Lab: Explore the Architecture
Lab Overview
Section titled “Lab Overview”In this lab, you will explore the VergeOS Terraform Playground — an open-source project that deploys virtual VergeOS systems using Terraform. By reading the code and documentation, you will reinforce the architecture concepts covered in this module: core fabric networking, vSAN storage tiers, cluster organization, and HCI vs UCI topologies.
What You Will Do
Section titled “What You Will Do”- Part 1 — Read the playground’s architecture documentation and Terraform code to identify how VergeOS concepts map to infrastructure-as-code
- Part 2 — Given a customer scenario, recommend and diagram a deployment topology
- Part 3 — Compare the four example deployment configurations and analyze their differences
Prerequisites
Section titled “Prerequisites”- A GitHub account (to clone the repository)

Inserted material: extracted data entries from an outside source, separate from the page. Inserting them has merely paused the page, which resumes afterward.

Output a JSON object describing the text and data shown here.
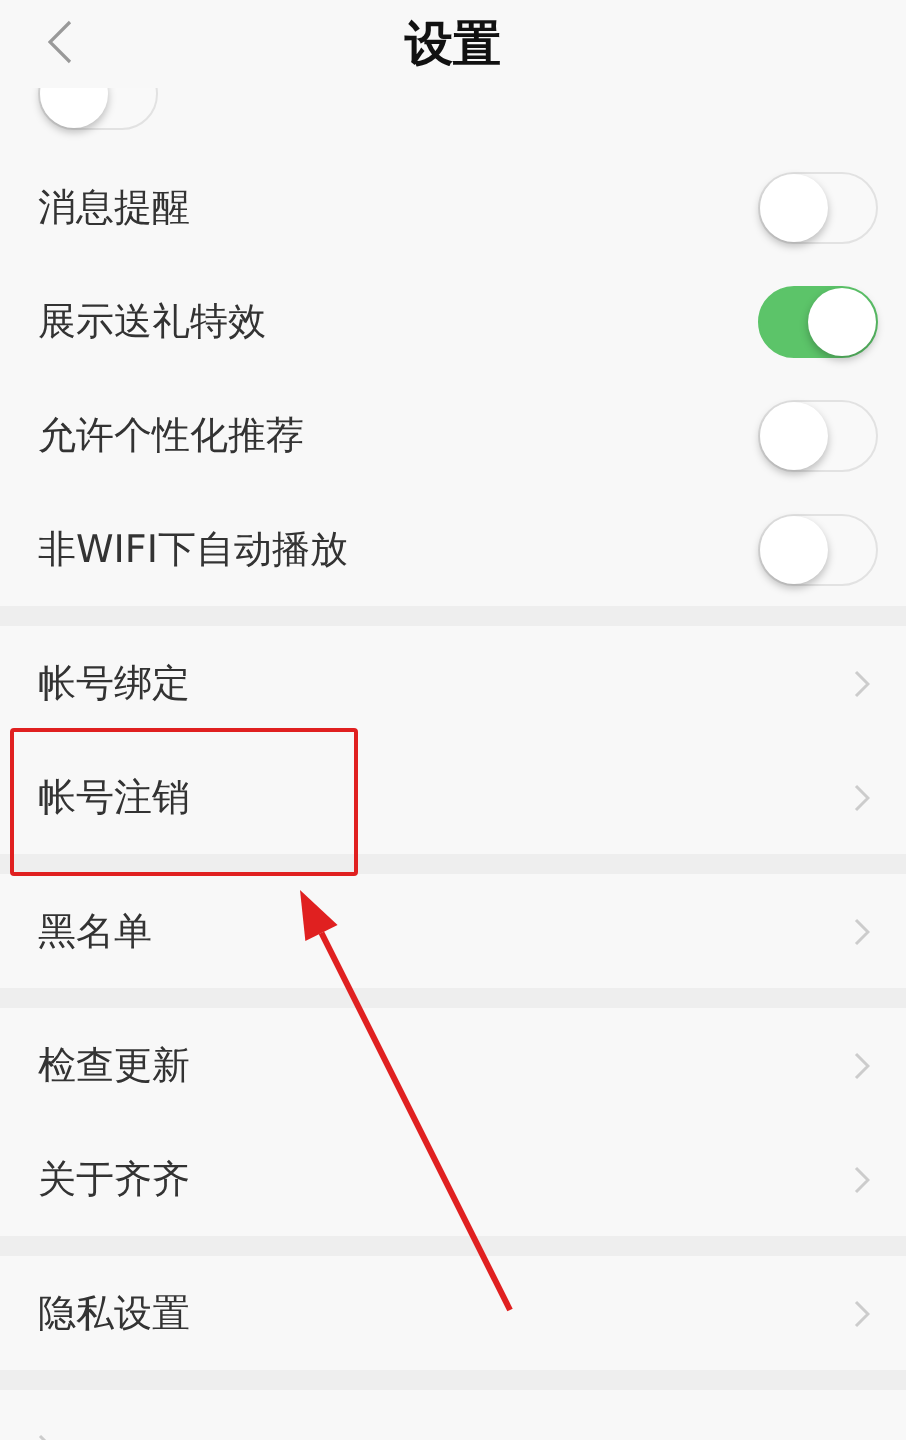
{
  "header": {
    "title": "设置"
  },
  "sections": [
    {
      "rows": [
        {
          "kind": "toggle",
          "partial": true,
          "on": false
        },
        {
          "kind": "toggle",
          "label": "消息提醒",
          "on": false
        },
        {
          "kind": "toggle",
          "label": "展示送礼特效",
          "on": true
        },
        {
          "kind": "toggle",
          "label": "允许个性化推荐",
          "on": false
        },
        {
          "kind": "toggle",
          "label": "非WIFI下自动播放",
          "on": false
        }
      ]
    },
    {
      "rows": [
        {
          "kind": "link",
          "label": "帐号绑定",
          "highlighted": false
        },
        {
          "kind": "link",
          "label": "帐号注销",
          "highlighted": true
        }
      ]
    },
    {
      "rows": [
        {
          "kind": "link",
          "label": "黑名单",
          "highlighted": false
        }
      ]
    },
    {
      "rows": [
        {
          "kind": "link",
          "label": "检查更新",
          "highlighted": false
        },
        {
          "kind": "link",
          "label": "关于齐齐",
          "highlighted": false
        }
      ]
    },
    {
      "rows": [
        {
          "kind": "link",
          "label": "隐私设置",
          "highlighted": false
        }
      ]
    },
    {
      "rows": [
        {
          "kind": "link",
          "highlighted": false
        }
      ]
    }
  ]
}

- Git installed on your workstation
- A text editor or IDE (VS Code recommended)
- No VergeOS system access is required — this lab is a reading and design exercise
Estimated Time
Section titled “Estimated Time”30 minutes
Part 1: Explore the Architecture
Section titled “Part 1: Explore the Architecture”In this section, you will clone the Terraform playground repository and trace how VergeOS architecture concepts are expressed in infrastructure-as-code.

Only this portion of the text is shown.